A variety of Monte Carlo techniques is rigorously studied and applied to almost every engineering problem involving some form of noise or uncertainty in the data. They sample a high–dimensional space of stochastic variables, choosing the positions for the samples randomly or quasi–randomly. The sampling strategy is often adapted to a certain class of problems, e.g. characterized by regularity of the solution, i.e. smoothness or decay rate w.r.t. stochastic variables.
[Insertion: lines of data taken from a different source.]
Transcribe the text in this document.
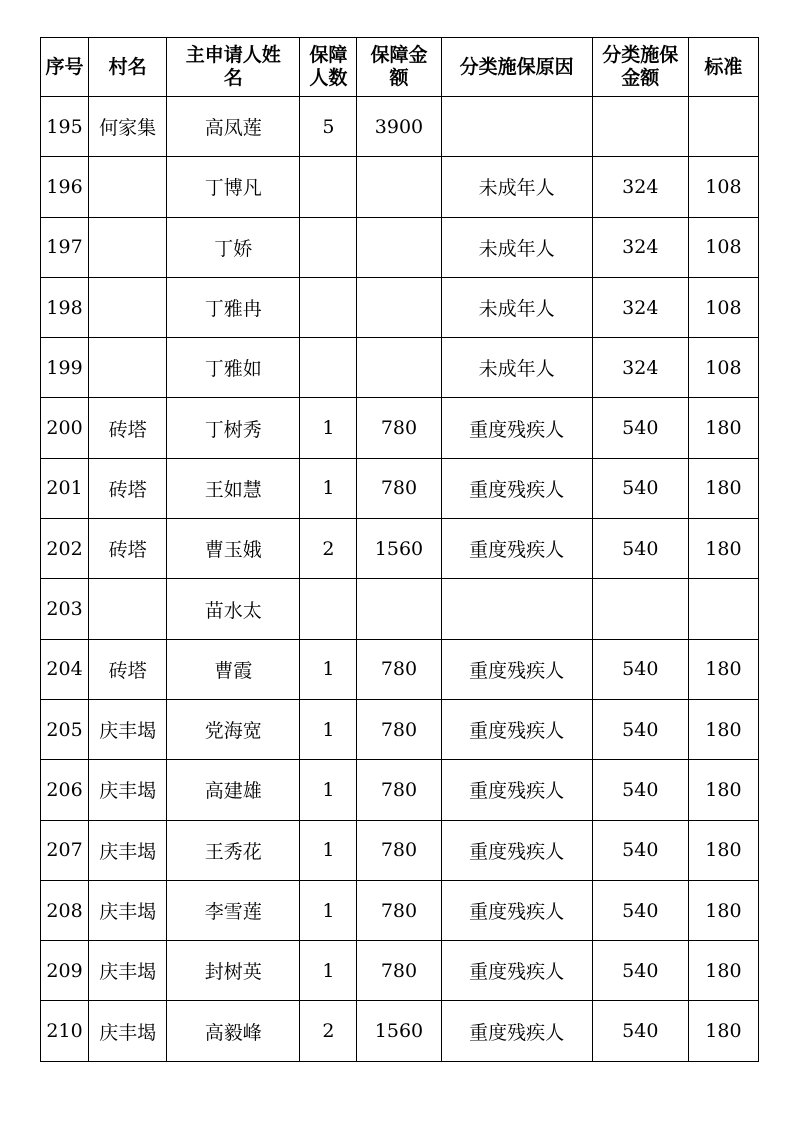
序号	村名	主申请人姓名	保障人数	保障金额	分类施保原因	分类施保金额	标准
195	何家集	高凤莲	5	3900			
196		丁博凡			未成年人	324	108
197		丁娇			未成年人	324	108
198		丁雅冉			未成年人	324	108
199		丁雅如			未成年人	324	108
200	砖塔	丁树秀	1	780	重度残疾人	540	180
201	砖塔	王如慧	1	780	重度残疾人	540	180
202	砖塔	曹玉娥	2	1560	重度残疾人	540	180
203		苗水太					
204	砖塔	曹霞	1	780	重度残疾人	540	180
205	庆丰堨	党海宽	1	780	重度残疾人	540	180
206	庆丰堨	高建雄	1	780	重度残疾人	540	180
207	庆丰堨	王秀花	1	780	重度残疾人	540	180
208	庆丰堨	李雪莲	1	780	重度残疾人	540	180
209	庆丰堨	封树英	1	780	重度残疾人	540	180
210	庆丰堨	高毅峰	2	1560	重度残疾人	540	180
As an alternative to this approach, the cross interpolation of tensors [3] has the following features:

  • the choice of samples is deterministic and adapted to a particular function;
  • the samples form one-dimensional lines in a high-dimensional space, that cross each other (hence the name);
  • due to the adaptivity, the position of lines are chosen subsequently;
  • the algorithm interpolates a given multivariate function in sampling poins by a tensor train model.

There are both theoretical [2] and experimental [1] evidence that tensor approximation converges faster than Monte-Carlo for certain stochastic PDEs.

In this talk we discuss a version of the cross interpolation algorithm for tensors, inspired by the maximum volume principle, proposed by Tyrtyshikov and colleagues, and successfully applied to matrices and 3-tensors. We present such an algorithm for high–dimensional tensors, demonstrate its fast convergence and efficiency for tensors arising from sPDEs. We also discuss challenges in development of a parallel version of this algorithms and the ways they can be overcomed.

  1. Jonas Ballani, Lars Grasedyck, and Melanie Kluge. A review on adaptive low-rank approximation techniques in the hierarchical tensor format. In Extraction of Quantifiable Information from Complex Systems, volume 102 of Lecture Notes in Computational Science and Engineering, pages 195–210. Springer, 2014.
  2. A. Kunoth and C. Schwab. Analytic regularity and GPC approximation for control problems constrained by linear parametric elliptic and parabolic PDEs. SIAM J Control and Optim., 51(3):2442–2471, 2013.
  3. D. V. Savostyanov. Quasioptimality of maximum–volume cross interpolation of tensors. Linear Algebra Appl., 458:217–244, 2014.